El transporte, esa era la gran dificultad de Coloso, fueron décadas con ese sufrimiento constante, hasta que la organización de la comunidad comenzó a ver frutos: primero obtuvieron el apoyo económico del municipio para subsidiar el costo del traslado en bus de los niños que estudiaban en la ciudad.

María Cisternas, que era aún una niña en esa época, relata: “Me acuerdo cuando don Manuel Villalobos era el presidente y fue a la municipalidad a pedir un transporte escolar, o una ayuda monetaria para ver qué podíamos hacer…Y llegó el ‘vampiribus’ que era una micro verde, de esas micros antiguos, ¡era fea! como una carroza y todos íbamos, así como vampiros, en la ventana cuando pasamos por la ciudad, porque para nosotros viajar en la ciudad y recorrer en una micro era novedoso”.

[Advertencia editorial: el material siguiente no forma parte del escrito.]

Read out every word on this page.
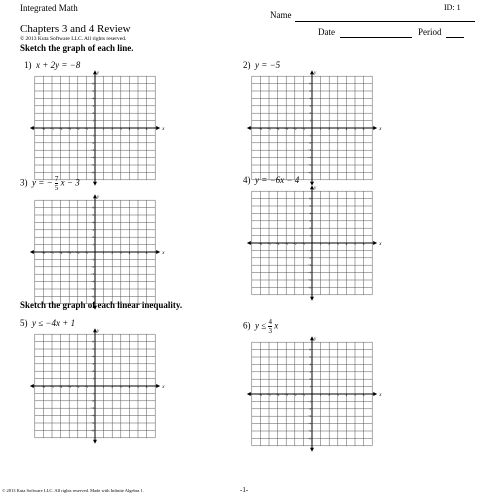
Integrated Math	ID: 1
Name
Chapters 3 and 4 Review	Date	Period
© 2013 Kuta Software LLC. All rights reserved.
Sketch the graph of each line.
1) x + 2y = −8
x
y
−6 −5 −4 −3 −2 −1	1 2 3 4 5 6
6
5
4
3
2
1
−1
−2
−3
−4
−5
−6
2) y = −5
x
y
−6 −5 −4 −3 −2 −1	1 2 3 4 5 6
6
5
4
3
2
1
−1
−2
−3
−4
−5
−6
3) y = − $\frac{7}{5}$ x − 3
x
y
−6 −5 −4 −3 −2 −1	1 2 3 4 5 6
6
5
4
3
2
1
−1
−2
−3
−4
−5
−6
4) y = −6x − 4
x
y
−6 −5 −4 −3 −2 −1	1 2 3 4 5 6
6
5
4
3
2
1
−1
−2
−3
−4
−5
−6
Sketch the graph of each linear inequality.
5) y ≤ −4x + 1
x
y
−6 −5 −4 −3 −2 −1	1 2 3 4 5 6
6
5
4
3
2
1
−1
−2
−3
−4
−5
−6
6) $y \le \frac{4}{3}$ x
x
y
−6 −5 −4 −3 −2 −1	1 2 3 4 5 6
6
5
4
3
2
1
−1
−2
−3
−4
−5
−6
© 2013 Kuta Software LLC. All rights reserved. Made with Infinite Algebra 1.	-1-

Ese apoyo se extendió por un tiempo, luego llegó el Puerto y con él el acceso al apoyo de Minera Escondida, que en un rol de colaborador proporcionó un servicio de bus escolar que se mantiene hasta hoy, ampliándose a dos buses, transportando a la enseñanza básica, media y superior.

Pero lo más trascendente lo lograron recién a inicios del nuevo milenio, cuando pudieron obtener el compromiso del Gobierno Regional, tal como explica Manuel Villalobos, presidente de la comunidad en esos años: “Por ahí por el 1999 o 2000, es que se llegó a un acuerdo con el Ministerio de Transportes y ellos nos hicieron una conexión con la línea 102, con una frecuencia de una hora. Hoy la frecuencia es de 30 minutos, la primera llega a las 7:30 horas. y la última a las 21:30 horas”.